C. Simply put, there is nothing inherently bad with firms getting bigger, or with an industry consolidating by eliminating excess capacity and squeezing out inefficiencies, or with firms combining complementary products or services. What we do need to be on the lookout for is the possibility that a merger may substantially lessen competition. This can happen in two ways. First, the merged firm itself may become able to increase prices, regardless of the actions of other firms in the market. For such unilateral effects to occur, the merged firm typically must have a very large market share, around 35 % or greater. Second, the market may become so concentrated that firms are able to engage in tacit or express collusion. This means that firms are able to agree, expressly or implicitly, to raise prices or reduce output. What it requires is that competitors be able to reach an agreement as well as be able to detect and punish firms that breach the agreement.

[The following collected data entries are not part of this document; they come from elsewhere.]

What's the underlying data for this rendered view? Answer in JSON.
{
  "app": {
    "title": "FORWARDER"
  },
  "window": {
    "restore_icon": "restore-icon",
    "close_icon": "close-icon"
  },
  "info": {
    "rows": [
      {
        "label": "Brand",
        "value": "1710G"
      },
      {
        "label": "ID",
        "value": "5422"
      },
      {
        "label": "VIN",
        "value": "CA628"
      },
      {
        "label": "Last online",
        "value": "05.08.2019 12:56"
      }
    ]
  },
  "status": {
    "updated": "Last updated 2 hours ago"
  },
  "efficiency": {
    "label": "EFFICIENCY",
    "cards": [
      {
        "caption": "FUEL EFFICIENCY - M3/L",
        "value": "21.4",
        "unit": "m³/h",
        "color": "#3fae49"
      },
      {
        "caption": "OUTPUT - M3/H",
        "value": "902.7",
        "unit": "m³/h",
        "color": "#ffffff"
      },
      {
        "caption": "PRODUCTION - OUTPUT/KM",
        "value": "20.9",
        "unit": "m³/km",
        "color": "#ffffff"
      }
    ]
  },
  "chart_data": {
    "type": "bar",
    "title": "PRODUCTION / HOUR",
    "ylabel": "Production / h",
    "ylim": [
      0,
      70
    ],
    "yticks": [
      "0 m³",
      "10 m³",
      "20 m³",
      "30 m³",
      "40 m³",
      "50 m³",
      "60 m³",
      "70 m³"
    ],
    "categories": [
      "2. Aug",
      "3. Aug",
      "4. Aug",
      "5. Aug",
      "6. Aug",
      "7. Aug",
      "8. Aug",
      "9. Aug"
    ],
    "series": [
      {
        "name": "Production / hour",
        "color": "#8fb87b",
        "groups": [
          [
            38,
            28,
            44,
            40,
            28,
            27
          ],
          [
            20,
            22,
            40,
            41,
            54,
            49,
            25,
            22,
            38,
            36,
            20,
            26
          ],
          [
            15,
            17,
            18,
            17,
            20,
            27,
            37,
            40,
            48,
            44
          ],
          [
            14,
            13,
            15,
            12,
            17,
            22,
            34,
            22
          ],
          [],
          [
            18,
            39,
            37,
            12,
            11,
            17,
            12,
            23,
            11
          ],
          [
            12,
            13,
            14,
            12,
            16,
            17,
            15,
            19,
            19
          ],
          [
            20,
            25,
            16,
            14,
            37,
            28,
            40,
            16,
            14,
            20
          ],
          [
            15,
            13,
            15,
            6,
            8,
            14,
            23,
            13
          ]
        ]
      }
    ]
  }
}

D. The reason why merger enforcement is important is because it is excellent preventative medicine. Once a market structure becomes unduly concentrated - whether oligopolistic or monopolistic - it is very hard to get in and undo the damage being caused. It is far better, from both a legal and policy perspective, to prevent the creation of market structures in which firms have the power to unilaterally set prices or expressly collude or tacitly coordinate.

E. I will hazard that, thus far, one of the reasons why the mergers we are seeing are not unduly problematic, is that trade liberalization, innovation and deregulation have caused markets to open and expand, entry barriers to fall and enabled more foreign firms to provide meaningful competition. That is, international trade has likely increased competition. An easy example is the auto industry - what was once a domestic oligopoly of The Big Three back in the 1970s is now a more fragmented international market where European, Japanese, US and other players sell and source across borders and vie for market share. My one concern - and I would not be an enforcer if I did not have some concerns - is that the consolidation process we are seeing and the pull of a winner takes all philosophy could lead to global oligopolies or, in high tech markets with network effects, a worldwide monopolist. For consumers and for national competition agencies who may individually be powerless to remedy the situation entirely, this would not be a good result.

1. The views expressed here are those of the author, and not necessarily of the Federal Trade Commission or any Commissioner.